In the run up to this election there’s a torrent of comment about unpredictability and possible deals. I have even heard people talk about another election shortly after this one. Certainly after the 2010 election many believed that a second election would follow quickly if a suitable deal couldn’t be done.
The most recent example of this is of course back in 1974. It’s this topic that formed the theme of this weekend’s BBC Radio Archive on 4 (7 Feb).
But we are in different territory now as the Fixed Term Parliaments Act (2011) not only tells us exactly when the next election should be, it makes it much, much harder to have one in between.

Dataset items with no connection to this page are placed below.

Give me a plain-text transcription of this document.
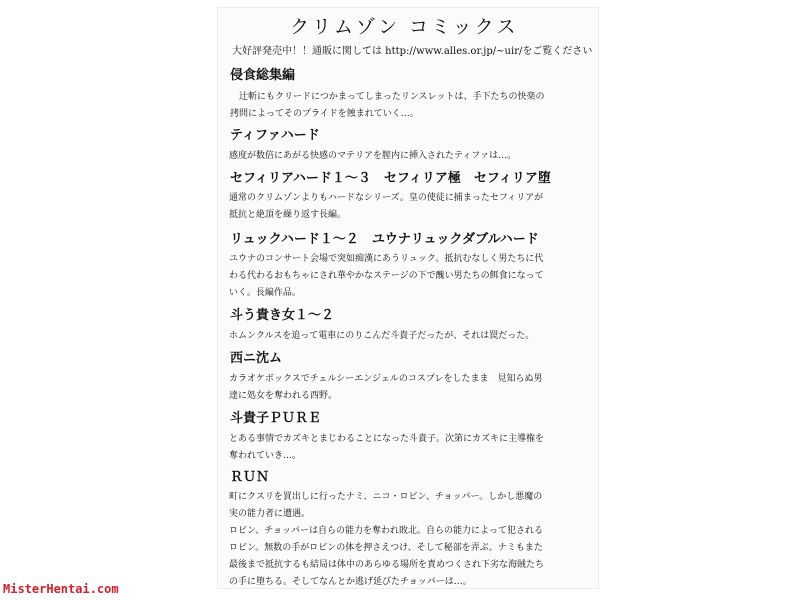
クリムゾン コミックス
大好評発売中！！通販に関しては http://www.alles.or.jp/~uir/をご覧ください
侵食総集編
　辻斬にもクリードにつかまってしまったリンスレットは、手下たちの快楽の
拷問によってそのプライドを蝕まれていく…。
ティファハード
感度が数倍にあがる快感のマテリアを膣内に挿入されたティファは…。
セフィリアハード１〜３　セフィリア極　セフィリア堕
通常のクリムゾンよりもハードなシリーズ。皇の使徒に捕まったセフィリアが
抵抗と絶頂を繰り返す長編。
リュックハード１〜２　ユウナリュックダブルハード
ユウナのコンサート会場で突如痴漢にあうリュック。抵抗むなしく男たちに代
わる代わるおもちゃにされ華やかなステージの下で醜い男たちの餌食になって
いく。長編作品。
斗う貴き女１〜２
ホムンクルスを追って電車にのりこんだ斗貴子だったが、それは罠だった。
西ニ沈ム
カラオケボックスでチェルシーエンジェルのコスプレをしたまま　見知らぬ男
達に処女を奪われる西野。
斗貴子ＰＵＲＥ
とある事情でカズキとまじわることになった斗貴子。次第にカズキに主導権を
奪われていき…。
ＲＵＮ
町にクスリを買出しに行ったナミ、ニコ・ロビン、チョッパー。しかし悪魔の
実の能力者に遭遇。
ロビン、チョッパーは自らの能力を奪われ敗北。自らの能力によって犯される
ロビン。無数の手がロビンの体を押さえつけ、そして秘部を弄ぶ。ナミもまた
最後まで抵抗するも結局は体中のあらゆる場所を責めつくされ下劣な海賊たち
の手に堕ちる。そしてなんとか逃げ延びたチョッパーは…。
MisterHentai.com
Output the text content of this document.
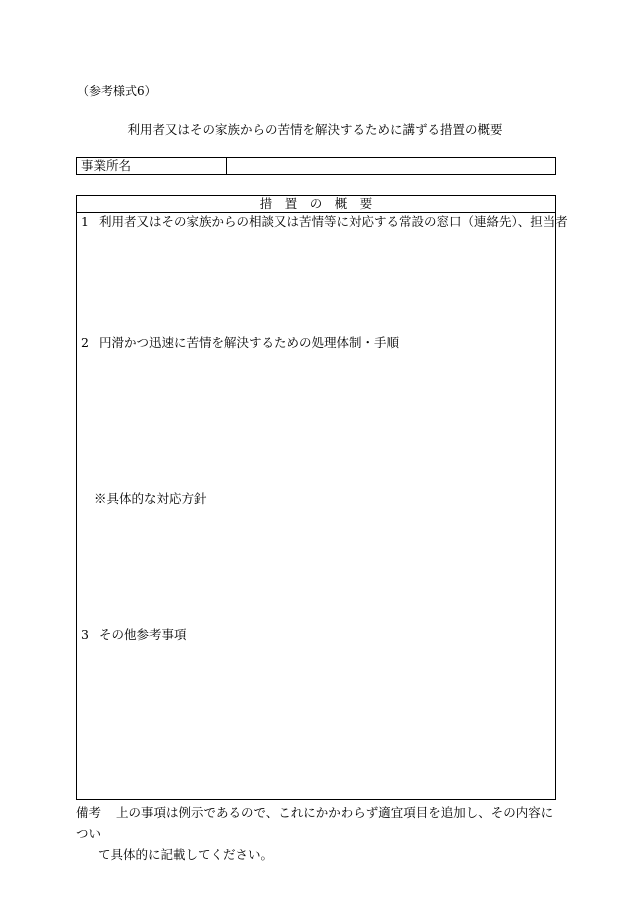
（参考様式6）
利用者又はその家族からの苦情を解決するために講ずる措置の概要
事業所名
措　置　の　概　要
1 利用者又はその家族からの相談又は苦情等に対応する常設の窓口（連絡先）、担当者
2 円滑かつ迅速に苦情を解決するための処理体制・手順
※具体的な対応方針
3 その他参考事項
備考 上の事項は例示であるので、これにかかわらず適宜項目を追加し、その内容につい
て具体的に記載してください。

People from the US and other countries with fixed term elections must have thought us very strange pre 2010. A democracy in which effectively the Prime Minister could load the dice, time the economic tide, call a contest when he or she was already in the lead. As a political activist I remember the Gordon Brown election that never was. Half way through a leaflet delivery, with speculation at fever pitch that the PM was about to go to the Palace, I was phoned to say that Brown had announced there wouldn’t be an early poll. Very much a “calm down” moment. Steve Richards, in Whatever It Takes, paints a dramatic picture of the tensions around the decision on whether to call an election or not. The rest is history, but the point is that he (Brown) had the power.
So are we better off with Fixed Term Parliaments? It’s certainly more democratic if the PM can’t wield that power. And in planning terms, for politicians, business, the media and just about everyone else, knowing exactly when an election will happen must be a good thing. It is also delightful not to have to wade through the acres of ill- informed election date speculation in the press!
But nothing in politics is wholly good!
The US, with its fixed terms has election campaigns that start much earlier than ours. The temptation to “be first” to “go off early” to “get momentum going” means these get longer rather than shorter. In the UK we are experiencing some of this already. The first Monday after the winter break (5 Jan) saw just about every party doing election launches of one sort or another. Is this good? Well it means people have longer to think about issues but I wonder if many aren’t bored already.
And as for that possible snap election after May 7th. Difficult but not impossible. Commentator Mark Pack says look at the manifestos. So we shall.
Among all the pre-election coverage of policy launches and manifestos, we’ve now had the first pre-election human drama – a defection. Time will tell whether we’ll see more of these in the febrile atmosphere of the run up to May 7. But as the world of football has its transfer season, we may well be into the equivalent in the world of UK politics.
The January defection, of UKIP MEP Amjad Bashir to the Conservatives, had its element of slapstick. Did he jump or was he pushed? (UKIP would claim the latter). Was he in fact a serial rosette changer? (Respect claim him as a former member ). Are the Tories keeping him under metaphorical lock and key to avoid unfortunate remarks? (Blogger Guido Fawkes, in his usual inimitable style, thinks so)
Defections are not really about one-in one-out. Parties see these moves as primarily about publicity. And the publicity can be immense if handled properly . The trick is to surprise as many people as possible while manoeuvring for the best news coverage. Former Conservative MP Emma Nicholson’s defection from the Tories to the Lib Dems is a textbook case. The then Lib Dem leader Paddy Ashdown and colleagues had the announcement planned with military precision (as you would expect from a former Royal Marine). Every detail, from hand- delivered letters to Conservative office-holders in Nicholson’s Devon constituency to the exclusive BBC TV interview, was timed to the minute. Both Nicholson, in Secret Society, and Ashdown, in Diaries Volume 1, give inside information about the events of that December in 1995. The announcement on the 29th caught the usually quiet news period between Christmas and New Year thus guaranteeing even more prominent coverage. (And political geeks will also spot the significance of that date – William Ewart Gladstone’s birthday).
Defections during actual election campaigns do happen. 1994 saw a Parliamentary by election in Newham in East London. Candidate Alec Kellaway defected from the Lib Dems (for whom he was the official candidate) to Labour just before polling day. He had reportedly wanted to defect dramatically from the stage at the count but was persuaded to bring the announcement forward. Voters had the odd experience of seeing Mr Kellaway’s name on the ballot paper as a Lib Dem (as by then nominations were well and truly closed and the papers printed) while hearing that he was in fact now a Labour member. And in 1983, National Chair of Young Social Democrats, Keith Toussaint, moved from the SDP to the Conservatives during the campaign.
Lower level political defections are surprisingly common. At local councillor level most weeks see a story about someone “disgruntled” or “principled” changing allegiance.
But national level, and therefore politically significant, moves are both a lot less common and a lot more newsworthy. Will we see more between now and polling day? You know I think we might.